Does The 14th Amendment Impact The Debt Debate?
MELISSA BLOCK, host:
Forget the machinations in Congress. There's a constitutional argument brewing, which claims the president has sole authority over the nation's debt.
In a public interview with Politico's Mike Allen in May, Treasury Secretary Timothy Geithner reached into his jacket pocket and brandished a copy of the Constitution.
Secretary TIMOTHY GEITHNER (U.S. Department of Treasury): Can I read you the 14th Amendment?
Mr. MIKE ALLEN (Chief White House Correspondent, Politico): We'll stipulate to the 14th Amendment.
Sec. GEITHNER: No. I want to read this one thing.
Mr. ALLEN: It's paper-clipped and is...
Sec. GEITHNER: The validity of the public debt of the United States, authorized by law, including debts incurred for the payments of pensions and bounties for services in suppressing insurrection or rebellion - this is the important thing - shall not be questioned.
BLOCK: Some legal scholars have joined the fray, saying the 14th Amendment does indeed put the country's debt obligations beyond the reach of Congress. One Republican Senate leader called that crazy talk.
And today, at his Twitter town hall meeting, President Obama swatted down the idea.
President BARACK OBAMA: I don't think we should even get to the constitutional issue. Congress has a responsibility to make sure we pay our bills. We've always paid them in the past. The notion that the U.S. is going to default on its debt is just irresponsible.
BLOCK: We're going to entertain that constitutional issue now with Jeffrey Rosen, a professor of law at The George Washington University.
Jeffrey, thanks for coming in.
Professor JEFFREY ROSEN (The George Washington University Law School): Good to be here.
BLOCK: We're talking about Section Four of the 14th Amendment, the debt clause, adopted in 1868 - so the Reconstruction period after the Civil War. What was the intent? What was this clause designed to do?
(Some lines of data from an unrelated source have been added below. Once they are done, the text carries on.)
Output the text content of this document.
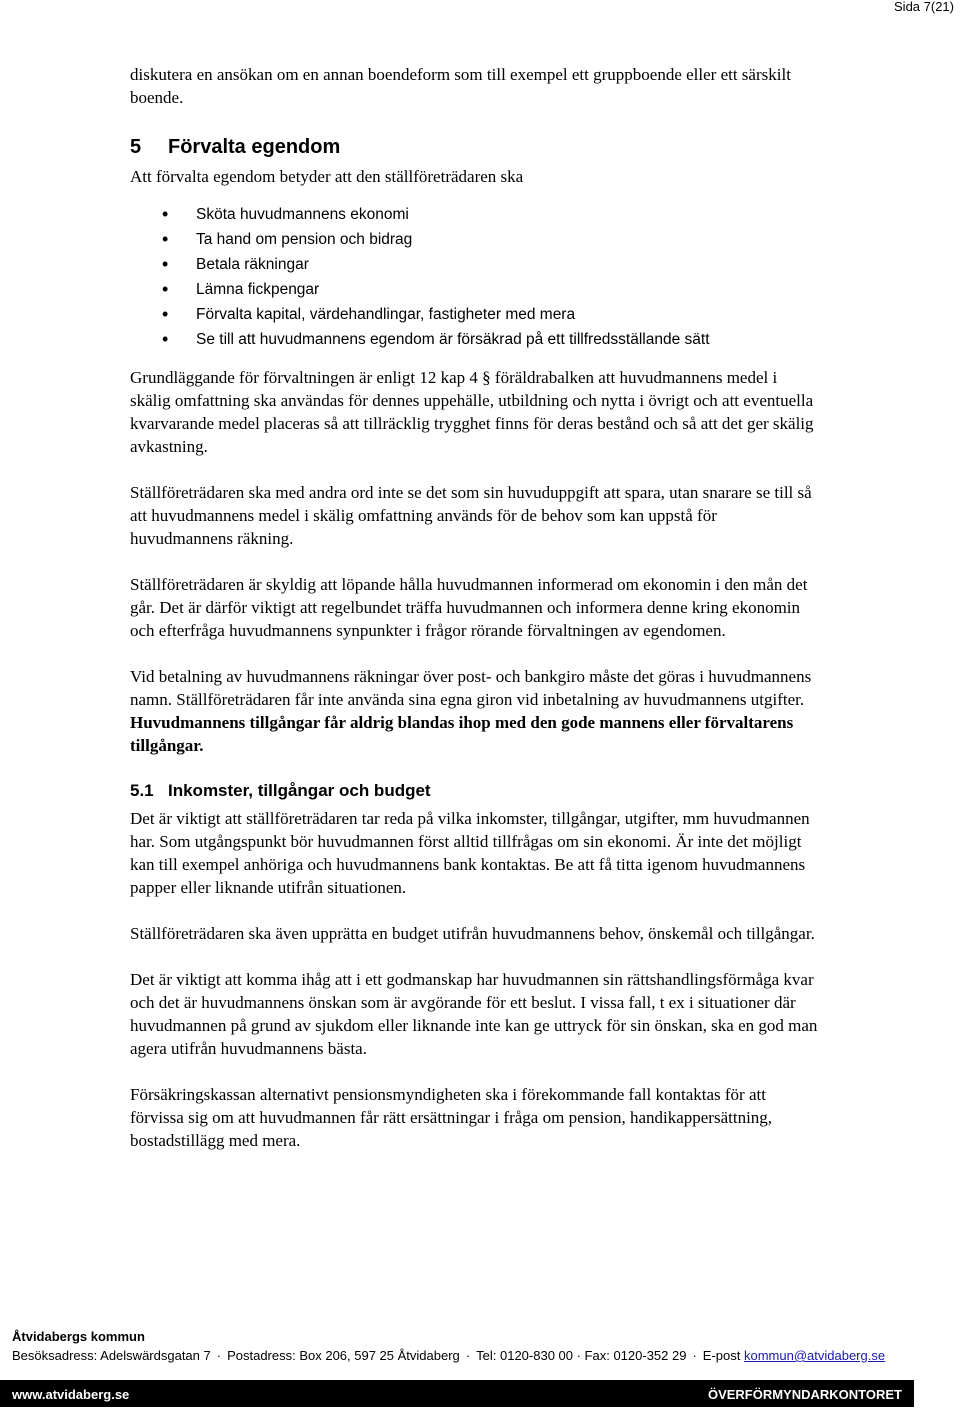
Sida 7(21)

diskutera en ansökan om en annan boendeform som till exempel ett gruppboende eller ett särskilt boende.

5 Förvalta egendom

Att förvalta egendom betyder att den ställföreträdaren ska

• Sköta huvudmannens ekonomi
• Ta hand om pension och bidrag
• Betala räkningar
• Lämna fickpengar
• Förvalta kapital, värdehandlingar, fastigheter med mera
• Se till att huvudmannens egendom är försäkrad på ett tillfredsställande sätt

Grundläggande för förvaltningen är enligt 12 kap 4 § föräldrabalken att huvudmannens medel i skälig omfattning ska användas för dennes uppehälle, utbildning och nytta i övrigt och att eventuella kvarvarande medel placeras så att tillräcklig trygghet finns för deras bestånd och så att det ger skälig avkastning.

Ställföreträdaren ska med andra ord inte se det som sin huvuduppgift att spara, utan snarare se till så att huvudmannens medel i skälig omfattning används för de behov som kan uppstå för huvudmannens räkning.

Ställföreträdaren är skyldig att löpande hålla huvudmannen informerad om ekonomin i den mån det går. Det är därför viktigt att regelbundet träffa huvudmannen och informera denne kring ekonomin och efterfråga huvudmannens synpunkter i frågor rörande förvaltningen av egendomen.

Vid betalning av huvudmannens räkningar över post- och bankgiro måste det göras i huvudmannens namn. Ställföreträdaren får inte använda sina egna giron vid inbetalning av huvudmannens utgifter. Huvudmannens tillgångar får aldrig blandas ihop med den gode mannens eller förvaltarens tillgångar.

5.1 Inkomster, tillgångar och budget

Det är viktigt att ställföreträdaren tar reda på vilka inkomster, tillgångar, utgifter, mm huvudmannen har. Som utgångspunkt bör huvudmannen först alltid tillfrågas om sin ekonomi. Är inte det möjligt kan till exempel anhöriga och huvudmannens bank kontaktas. Be att få titta igenom huvudmannens papper eller liknande utifrån situationen.

Ställföreträdaren ska även upprätta en budget utifrån huvudmannens behov, önskemål och tillgångar.

Det är viktigt att komma ihåg att i ett godmanskap har huvudmannen sin rättshandlingsförmåga kvar och det är huvudmannens önskan som är avgörande för ett beslut. I vissa fall, t ex i situationer där huvudmannen på grund av sjukdom eller liknande inte kan ge uttryck för sin önskan, ska en god man agera utifrån huvudmannens bästa.

Försäkringskassan alternativt pensionsmyndigheten ska i förekommande fall kontaktas för att förvissa sig om att huvudmannen får rätt ersättningar i fråga om pension, handikappersättning, bostadstillägg med mera.

Åtvidabergs kommun
Besöksadress: Adelswärdsgatan 7 · Postadress: Box 206, 597 25 Åtvidaberg · Tel: 0120-830 00 · Fax: 0120-352 29 · E-post kommun@atvidaberg.se
www.atvidaberg.se	ÖVERFÖRMYNDARKONTORET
Prof. ROSEN: So this is a time when Southern congressmen are coming back into the Union. Their majorities are augmented because of the freed slaves, and they are interested in forcing Congress to repudiate the Union debt and to pay off the Confederate debt. And they also want to give the nation a big bill for what they claimed was the value of the slaves that had been freed by the Emancipation Proclamation in the 13th Amendment.
So the existing Republican majority was determined that they not be able to do this, and they passed Section Four in the 14th Amendment to prohibit a temporary political majority from repudiating the Union debt obligations and assuming other obligations.
BLOCK: So at the time that this was approved back in 1868, repudiation referred to what exactly?
Prof. ROSEN: After the Civil War, repudiation would've been a formal act by Congress saying: We are not going to pay the Union debt. That's not what's going on here. The big debate now is what a default or a threat to default be the equivalent of repudiation? Strict constructionist say: No. Unless Congress formally says we are ever going to pay the debt, then this constitutional provision is not triggered.
The Democrats who support this constitutional argument say in effect, if you threaten not to pay obligations, that's the functional equivalent of a default, and therefore, the Constitution is implicated.
BLOCK: Has there been case law on this, Jeffrey, this question - this language in the 14th Amendment that the validity of the public debt of the United States shall not be questioned?
Prof. ROSEN: There's just one Supreme Court case that seems to cast light on this question. It was called Perry versus United States. It was decided in 1935. And in that case, the Supreme Court seem to argue that this debt clause should be interpreted broadly rather than narrowly. And supporters are seizing on that language to say we should not construe the debt clause strictly, but instead, construe it expansively.
BLOCK: Now, that would support their argument that you could apply it in this case.
Prof. ROSEN: Exactly so.
BLOCK: All of this, do you think, just a lot of grist for constitutional scholars, 14th Amendment scholars in particular, and no real political reality?
Prof. ROSEN: It could have political consequences. We shouldn't for a moment dismiss the possibility that serious constitutional arguments about clauses that haven't thought of for a long time can transform political debates. In Bush v. Gore, in the healthcare argument, these are all cases where the constitutional arguments were made up on the fly. But that doesn't mean that they're not plausible.
The truth is that the situation today is similar, although not identical to the one that confronted the nation right after the Civil War. And the arguments on both sides are strong, plausible and deserved to be debated in the public arena.
BLOCK: Okay. Jeffrey Rosen, again, thanks for coming in.
Prof. ROSEN: Thanks so much for having me.
BLOCK: Jeffrey Rosen, professor of law at the George Washington University.